Since this is a personal injury blog, you might be wondering what allergies have to do with things like auto accidents? Well, one possible connection could be that a sneezing fit behind the wheel might send you right off the road. But a more clear and present danger actually comes from the medications you take to control your seasonal allergies.
The Food and Drug Administration recently issued a reminder to allergy sufferers who take antihistamines that these drugs can cause drowsiness, haziness, mild confusion and slowed reaction time. Those who experience these symptoms behind the wheel are obviously at a higher risk of a car accident.
Consider this: one of the most popular antihistamines, called diphenhydramine, is sold commercially as Benadryl. It can cause such a feeling of drowsiness that hospitals sometimes give it to patients who have trouble falling asleep.
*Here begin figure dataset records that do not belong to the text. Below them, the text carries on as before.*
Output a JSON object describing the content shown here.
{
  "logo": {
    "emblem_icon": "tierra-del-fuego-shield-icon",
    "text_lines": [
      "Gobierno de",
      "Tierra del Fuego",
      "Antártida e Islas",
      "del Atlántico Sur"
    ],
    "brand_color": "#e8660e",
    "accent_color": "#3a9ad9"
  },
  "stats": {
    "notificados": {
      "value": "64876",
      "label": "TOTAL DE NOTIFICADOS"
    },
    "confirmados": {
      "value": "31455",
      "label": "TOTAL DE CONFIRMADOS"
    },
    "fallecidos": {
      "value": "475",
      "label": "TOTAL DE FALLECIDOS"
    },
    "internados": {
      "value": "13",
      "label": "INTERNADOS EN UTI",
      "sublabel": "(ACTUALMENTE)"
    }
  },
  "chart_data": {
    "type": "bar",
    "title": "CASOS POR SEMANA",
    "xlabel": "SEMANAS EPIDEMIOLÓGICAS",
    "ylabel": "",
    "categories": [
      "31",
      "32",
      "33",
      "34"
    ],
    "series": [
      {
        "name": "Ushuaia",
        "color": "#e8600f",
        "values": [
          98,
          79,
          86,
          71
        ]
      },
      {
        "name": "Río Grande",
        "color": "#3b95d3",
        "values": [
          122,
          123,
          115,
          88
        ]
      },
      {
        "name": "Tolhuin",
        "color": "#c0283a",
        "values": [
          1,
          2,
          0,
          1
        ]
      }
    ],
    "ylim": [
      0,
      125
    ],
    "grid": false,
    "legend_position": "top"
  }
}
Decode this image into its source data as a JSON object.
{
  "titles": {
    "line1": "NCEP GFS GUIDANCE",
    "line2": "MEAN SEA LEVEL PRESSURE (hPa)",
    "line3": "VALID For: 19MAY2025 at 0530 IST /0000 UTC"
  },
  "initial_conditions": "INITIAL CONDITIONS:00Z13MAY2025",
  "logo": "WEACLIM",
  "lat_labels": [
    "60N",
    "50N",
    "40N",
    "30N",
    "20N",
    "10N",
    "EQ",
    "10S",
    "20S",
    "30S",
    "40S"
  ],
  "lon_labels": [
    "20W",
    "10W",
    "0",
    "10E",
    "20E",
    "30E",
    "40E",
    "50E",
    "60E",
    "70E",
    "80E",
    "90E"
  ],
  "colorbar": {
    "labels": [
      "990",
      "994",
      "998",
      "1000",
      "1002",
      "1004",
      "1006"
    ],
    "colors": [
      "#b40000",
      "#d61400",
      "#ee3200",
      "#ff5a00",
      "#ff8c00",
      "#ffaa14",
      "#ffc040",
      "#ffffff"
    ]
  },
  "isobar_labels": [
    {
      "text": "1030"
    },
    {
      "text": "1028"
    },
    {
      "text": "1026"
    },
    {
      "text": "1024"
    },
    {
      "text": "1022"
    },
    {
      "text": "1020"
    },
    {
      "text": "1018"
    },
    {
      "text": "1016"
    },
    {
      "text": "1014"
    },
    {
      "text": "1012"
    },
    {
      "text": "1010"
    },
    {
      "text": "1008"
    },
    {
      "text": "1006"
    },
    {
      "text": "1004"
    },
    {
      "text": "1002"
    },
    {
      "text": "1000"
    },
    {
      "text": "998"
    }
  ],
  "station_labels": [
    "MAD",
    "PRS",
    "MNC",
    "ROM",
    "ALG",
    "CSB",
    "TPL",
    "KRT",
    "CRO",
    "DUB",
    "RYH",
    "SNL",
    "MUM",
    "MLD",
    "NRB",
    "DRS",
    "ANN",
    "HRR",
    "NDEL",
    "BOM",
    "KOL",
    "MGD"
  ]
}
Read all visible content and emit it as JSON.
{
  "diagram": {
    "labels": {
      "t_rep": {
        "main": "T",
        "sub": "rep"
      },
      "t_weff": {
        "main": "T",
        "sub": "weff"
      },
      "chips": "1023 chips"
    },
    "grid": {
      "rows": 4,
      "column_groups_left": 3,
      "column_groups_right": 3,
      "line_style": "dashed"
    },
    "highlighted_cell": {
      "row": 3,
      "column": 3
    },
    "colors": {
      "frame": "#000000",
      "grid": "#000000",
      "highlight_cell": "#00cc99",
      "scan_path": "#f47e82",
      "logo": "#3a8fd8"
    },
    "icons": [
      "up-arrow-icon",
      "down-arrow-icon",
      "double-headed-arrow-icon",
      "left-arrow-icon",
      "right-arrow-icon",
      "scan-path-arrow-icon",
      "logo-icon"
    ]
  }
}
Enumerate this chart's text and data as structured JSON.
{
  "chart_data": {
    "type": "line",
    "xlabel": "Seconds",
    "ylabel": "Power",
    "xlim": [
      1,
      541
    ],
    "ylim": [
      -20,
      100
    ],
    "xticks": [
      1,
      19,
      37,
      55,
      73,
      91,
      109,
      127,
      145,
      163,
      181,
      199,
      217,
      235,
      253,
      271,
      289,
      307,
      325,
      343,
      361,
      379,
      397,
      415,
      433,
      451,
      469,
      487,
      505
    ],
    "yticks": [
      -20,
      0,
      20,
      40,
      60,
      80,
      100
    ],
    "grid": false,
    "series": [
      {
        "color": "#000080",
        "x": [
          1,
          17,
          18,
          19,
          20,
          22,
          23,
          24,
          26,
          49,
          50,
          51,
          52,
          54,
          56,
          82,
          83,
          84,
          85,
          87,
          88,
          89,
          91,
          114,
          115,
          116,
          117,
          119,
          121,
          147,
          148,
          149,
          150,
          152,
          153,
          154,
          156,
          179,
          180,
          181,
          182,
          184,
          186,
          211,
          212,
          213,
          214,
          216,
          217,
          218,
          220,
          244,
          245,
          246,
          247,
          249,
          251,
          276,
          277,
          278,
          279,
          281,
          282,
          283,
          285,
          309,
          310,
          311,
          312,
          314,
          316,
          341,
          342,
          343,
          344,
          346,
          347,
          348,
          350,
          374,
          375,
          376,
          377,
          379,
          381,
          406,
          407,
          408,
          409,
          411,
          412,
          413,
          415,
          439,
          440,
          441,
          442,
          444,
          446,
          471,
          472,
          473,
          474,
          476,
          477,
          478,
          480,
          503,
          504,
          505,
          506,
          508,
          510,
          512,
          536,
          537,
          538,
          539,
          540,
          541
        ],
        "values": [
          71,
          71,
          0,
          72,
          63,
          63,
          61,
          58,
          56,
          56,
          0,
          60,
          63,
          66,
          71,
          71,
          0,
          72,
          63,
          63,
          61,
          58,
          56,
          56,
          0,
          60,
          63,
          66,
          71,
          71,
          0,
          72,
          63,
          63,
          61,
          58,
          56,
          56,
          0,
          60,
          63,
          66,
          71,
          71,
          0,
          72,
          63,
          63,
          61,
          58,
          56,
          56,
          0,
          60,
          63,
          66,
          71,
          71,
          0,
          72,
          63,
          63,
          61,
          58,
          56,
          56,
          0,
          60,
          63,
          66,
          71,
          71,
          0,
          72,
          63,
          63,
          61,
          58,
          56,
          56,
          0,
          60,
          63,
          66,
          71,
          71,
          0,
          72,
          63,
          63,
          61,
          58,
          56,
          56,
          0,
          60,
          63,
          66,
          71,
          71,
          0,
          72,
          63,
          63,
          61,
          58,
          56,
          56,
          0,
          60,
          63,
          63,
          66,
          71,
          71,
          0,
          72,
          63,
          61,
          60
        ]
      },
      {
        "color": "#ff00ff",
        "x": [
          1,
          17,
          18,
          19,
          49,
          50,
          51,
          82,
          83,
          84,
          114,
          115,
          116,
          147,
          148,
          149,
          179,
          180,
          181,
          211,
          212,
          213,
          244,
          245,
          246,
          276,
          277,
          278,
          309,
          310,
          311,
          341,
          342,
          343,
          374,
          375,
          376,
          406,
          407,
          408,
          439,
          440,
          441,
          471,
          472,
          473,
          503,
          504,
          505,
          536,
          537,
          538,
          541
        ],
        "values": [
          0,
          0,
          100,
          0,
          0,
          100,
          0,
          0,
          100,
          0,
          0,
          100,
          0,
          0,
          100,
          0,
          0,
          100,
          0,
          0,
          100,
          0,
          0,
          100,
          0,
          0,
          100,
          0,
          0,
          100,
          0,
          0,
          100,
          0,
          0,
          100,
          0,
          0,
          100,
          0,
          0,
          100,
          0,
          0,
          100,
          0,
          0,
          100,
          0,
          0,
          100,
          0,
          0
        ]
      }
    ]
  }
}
If you have suffered from seasonal allergies for several years, you have probably found a medication that works well without unintended side effects such as drowsiness. If you ever run out and temporarily need to switch brands or medications, pharmacists strongly urge that you read labels carefully. Products could look similar but have very different doses of the active ingredient.
On one hand, it seems kind of silly to be worrying about allergy medicine and how it could affect our driving. On the other hand, impairment isn’t something to be trifled with. Most of us would never dream of getting behind the wheel while drunk, yet drowsy driving can be nearly as dangerous.
In the end, it’s best not to risk it. Please take time to educate yourself about the medications you take and how they may affect you.